Prove that the normalizing constant of the continous categorical distribution is positive

Question

Problem statement

Given a vector $\mathbf{x} \in \mathbb{R}^{K}$, where $x_{i} \neq x_{j}, \forall i \neq j$. Prove that:

\begin{equation} \sum_{k=1}^{K} \frac{\exp(x_{k})}{\prod_{i \neq k} (x_{k} - x_{i})} \ge 0. \end{equation}

If it is wrong, I would appreciate if a counter example is provided.

Background

I am reading the paper "The continuous categorical: a novel simplex-valued exponential family". In the paper, the authors proposed a continuous version for the categorical distribution. They then provided the normalizing constant. To calculate the log-likelihood, we need the log of that normalizing constant. However, I do not know how to prove that it is always positive, so that we can take a log. Here, I reformulate the expression of the normalizing constant for convenience. If one read the paper, we can analogize $\mathbf{x}$ as $\pmb{\eta}$. Note that although $\eta_{K} = 0$, we could simply consider it as any vector, and just shift $\eta_{i} - \eta_{K}$ to obtain $\pmb{\eta}$ as in the paper. The non-shifting version does not change the positivity nature of the expression of interest.

In addition, I tried the implementation provided by the authors, but it was unclear to me since the authors calculated the denominator $\propto (x_{k} - x_{i})$, not $(x_{i} - x_{k})$ as specified in the paper. Of course, it would lead to an additional factor $(-1)^{K - 1}$ in the denominator. This factor would then neutralizes the $(-1)^{K + 1}$. However, the implementation still have something with $(-1)^{K-1}$ (Note that the implementation denotes a variable $K$ as the value $(K - 1)$ in the paper.)

I did try the implementation by passing a vector as input to the provided function. However, it does not always return a value, but sometimes, not-a-number (NaN).

Answer 1

Good question! The simple answer is that the expression you wrote corresponds to the integral of a positive function, therefore it must be positive. To be more explicit, Gordon-Rodriguez et al. showed (in Section A of the supplement for the original paper): $$ \int_{\Delta^{K-1}} \exp\left( \sum_{k=1}^{K} \eta_k z_k \right) d\mu(\mathbf z) = (-1)^{K-1} \sum_{k=1}^K \frac { { \exp\left(\eta_k\right)} } { \prod_{i \ne k } \left(\eta_i - \eta_k\right)}, $$ where $\mu$ is the Lebesgue measure, $(\eta_1, \dots, \eta_{K})$ are real numbers such that $\eta_i \ne \eta_j$ whenever $i \ne j$, and the integral is taken over the simplex: $$ \Delta^{K-1} = \left\{ \mathbf z \in \mathbb R^{K} : z_k \ge 0, \sum_{k=1}^{K} z_k = 1 \right\}. $$ Now, as you correctly pointed out, the $(-1)^{K-1}$ factor corresponds to the changes in sign on the denominator, and so our two expressions are equivalent.

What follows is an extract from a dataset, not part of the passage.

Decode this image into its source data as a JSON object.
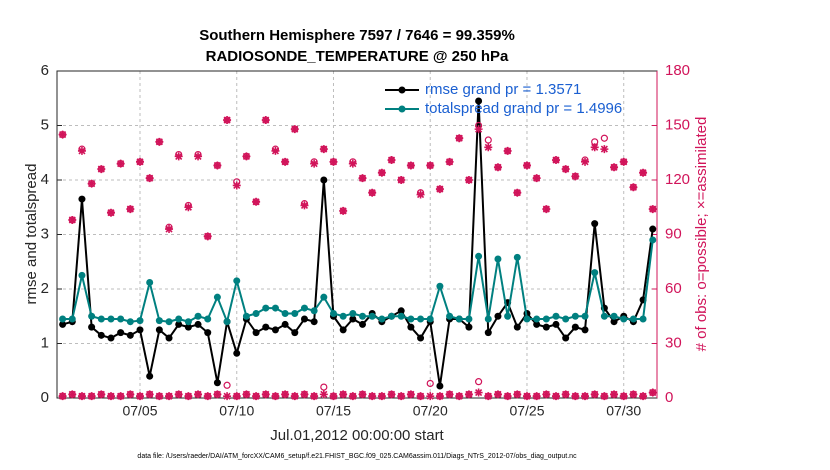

Noting that the integrand $\exp\left( \sum_{k=1}^{K} \eta_k z_k \right)$ is always positive, we can conclude that the RHS is also positive, as required.

Let me add a couple of remarks:

• The proof that our expression can indeed be written as such an integral is algebraically involved, but it is helpful to assume WLOG that $\eta_K = 0$ (as you already pointed out), and note that our integral is over a $K-1$ dimensional set and can be written as follows: $$ \int_{\Delta^{K-1}} \exp\left( \sum_{k=1}^{K} \eta_k z_k \right) d\mu(\mathbf z) = \int_0^1 \int_0^{1-z_1} \cdots \int_0^{1-z_1-\cdots-z_{K-2}} \exp\left(\sum_{k=1}^{K-1} \eta_k z_k\right) dz_{K-1} \cdots dz_2 dz_1. $$ You can then proceed by induction (details in the supplement).

• As for your question about NaN values, you can take a look at section 3.4 from the original paper, as well as section 5 from this other paper. To summarize - computing the normalizing constant is numerically unstable, a problem which becomes worse as $K$ increases (and as a result, these papers only considered examples with $K \le 10$). In terms of the implementation, note that the product in this line is taken over axis=1, which does in fact index rows (not columns), since the 'zeroth' dimension indexes the minibatch samples.